A PF descobriu uma complexa e extensa “fábrica de espiões russos” no Brasil, com um esquema que foi ampliado e espalhado pela América Latina, tendo o Brasil como base de apoio por pelo menos 12 anos.

Dez pessoas investigadas foram descobertas em 2022, e ainda há um deles sendo investigado, em 2025, por uso de documentos falsos. Os espiões são suspeitos de usar o Brasil como território neutro e repassar informações de interesse à Rússia.

Segundo as investigações na Diretoria de Inteligência da PF, a rede utilizava disfarces inusitados. Um dos espiões atuava como dono de uma joalheira em Brasília; outro era um estudante e apaixonado pelo forró em São Paulo; enquanto uma outra atuava como modelo.

Nove deles, incluindo dois desses citados acima, já saíram do Brasil, após serem descobertos, menos o Sergey Vladimirovich Cherkasov.

O caso dele começou em São Paulo no início de 2022. Ele morava na capital paulista desde 2010 e se apresentava como Victor Muller com diversos documentos falsos, até ser preso tentando desembarcar em Amsterdã, na Holanda, e ser devolvido ao Brasil, em 2022.

O governo holandês devolveu Sergey após ele ter apresentado passaporte brasileiro falso para trabalhar no Tribunal Penal Internacional, em Haia. Voltando ao Brasil, foi preso por uso de documento falso. Com ele, a PF encontrou outros registros falsos e logo depois abriu outro inquérito por lavagem de dinheiro e espionagem.

A PF aponta, na investigação, que a intenção dele era conseguir acesso a informações sobre a Rússia no tribunal penal. O país comandado por Vladimir Putin não faz parte do órgão, e o presidente tem um mandado de prisão em aberto por crime de guerra de deportação ilegal de crianças de áreas ocupadas da Ucrânia para a Rússia.
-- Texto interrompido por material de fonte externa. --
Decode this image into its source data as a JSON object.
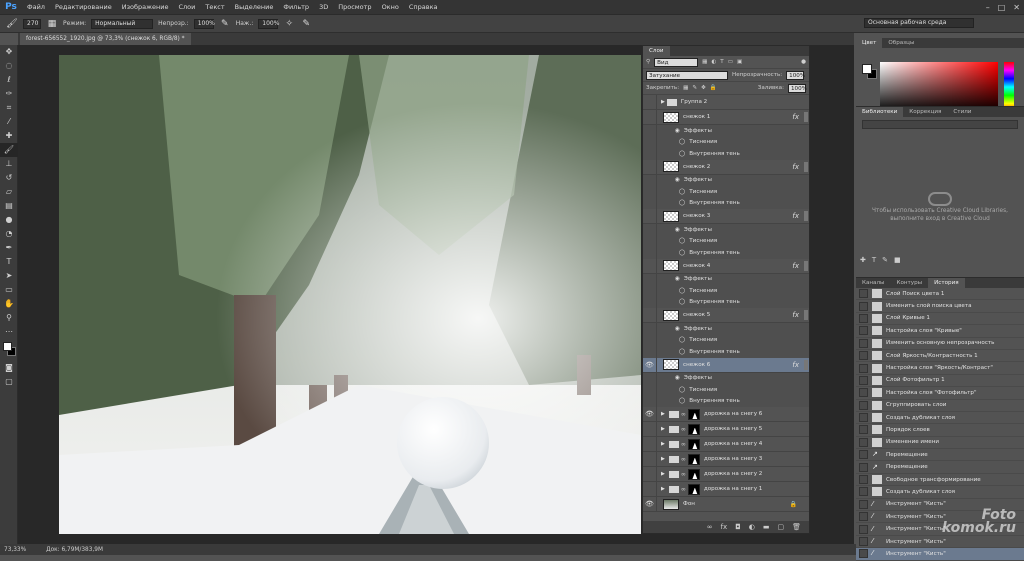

O espião passou nove meses em uma cela da Polícia Federal de São Paulo até ser transferido para a Penitenciária Federal em Brasília, onde permanece. A investigação levantou documentos, imagens e áudios que apontaram a ligação dele com a rede.

Em algumas mensagens, ele avisa a superiores na Rússia que vai trabalhar no Tribunal Penal Internacional e também recebe a quantia de R$ 35 mil. O material foi levantado com base em quebras de sigilo bancários e documentos encontrados no celular do russo. O inquérito diz que ele recebia dinheiro de funcionários do governo russo no Brasil para se manter, afinal, não tinha trabalho.

A partir de Sergey e sua ligação com outros contatos, a investigação foi ampliada. A PF também mapeou que outros espiões no Brasil tinham apoio do consulado russo no Rio de Janeiro e da Embaixada da Rússia em Brasília. Um dos investigados era adido comercial no consulado e foi embora antes de prestar depoimento à PF.

Após três anos, a investigação sobre essa rede continua na sede da PF em Brasília, e há um detalhe com informações da CNN. A PF tem informações que os espiões usaram não só o Brasil, mas também outros países da América Latina como base, como Argentina e Venezuela. Todos com as mesmas características, mas muitos deles não são encontrados por conta do uso de documentos falsos.

Um casal russo, com filhos argentinos, foi descoberto em 2023 com o disfarce que lhes permitiu entrar na Eslovênia, país da União Europeia e membro da OTAN (Organização do Tratado do Atlântico Norte). Ao voltar para a Rússia, foram recebidos com buquê de flores no aeroporto por Vladimir Putin.